12 In assessing the objective seriousness of the offence, it is also necessary to look very carefully at what actually happened in connection with the operation of the cage when this unfortunate incident occurred. As is obvious, in all the circumstances, Mr Andrew should not have been left alone in the cage. He had only started employment with Perilya some little time before the incident and was not authorised to operate the cage. There is evidence from both Mr Morley and Mr Rowbotham that Mr Andrew had been given some information about how the cage operated but there was no assessment by either of these persons that Mr Andrew was competent to do so. The cage was able to move at some speed and its door was able to be opened whilst the cage was moving. True it is that no one would have expected the cage door to have opened and Mr Andrew's head to have come into contact with the nip point, as is clearly what happened. However, why this happened and under what circumstances will never be known and it is not profitable to speculate any more about the accident. Nor, given the lack of any evidence about this matter, is it appropriate that this Court speculate in any way as to these circumstances. It is sufficient to observe that the failure to ensure that only an authorised and competent person operated the cage coupled with a failure to allow other employees to be able to identify whether an authorised person was in fact operating the cage and the ability of the cage to move with the door open all brought about a situation where the defendant clearly failed in its absolute obligation to ensure the health and safety of Mr Andrew on this occasion.
13 I regard the breach by the defendant of its obligations under s 8(1) of the Act as a most serious one and the penalty will need to reflect this.

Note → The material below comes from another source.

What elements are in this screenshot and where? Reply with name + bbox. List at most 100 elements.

14 It is also necessary to take into account the deterrent effect of penalties that are imposed for criminal behaviour. The fixing of an appropriate penalty will serve to deter others in the mining industry from failing to meet their obligations. It will also deter this defendant from breaching its occupational health and safety obligations in the future. In this regard, however, I take into account the comprehensive steps taken by the defendant immediately after the incident that are designed to make sure that an accident of this kind will never occur again.
15 The sentencing principles to which I have referred allow a penalty to be reduced having regard to a number of matters. These include the fact that the defendant pleaded guilty at the earliest opportunity, namely immediately after the prosecution amended the charge. Furthermore, the penalty must be reduced to reflect the fact that the defendant has taken comprehensive steps, as I have said, to ensure that an incident of this kind will not occur again, that Perilya has co-operated fully with the prosecutor in carrying out its investigations, has expressed remorse and contrition for what has occurred, especially by taking steps to assist the families of Mr Andrew and has no prior convictions for any occupational health and safety breach. All of these matters when combined require the Court to apply a significant discount to the penalty that would otherwise have been imposed.
16 I repeat an observation earlier made that whilst this is a most serious offence, it cannot be characterised in any way as being a worst case scenario.
17 Accordingly, I intend fixing a penalty of $95,000.
18 The prosecutor sought a moiety of the penalty and a costs order, neither of which was opposed.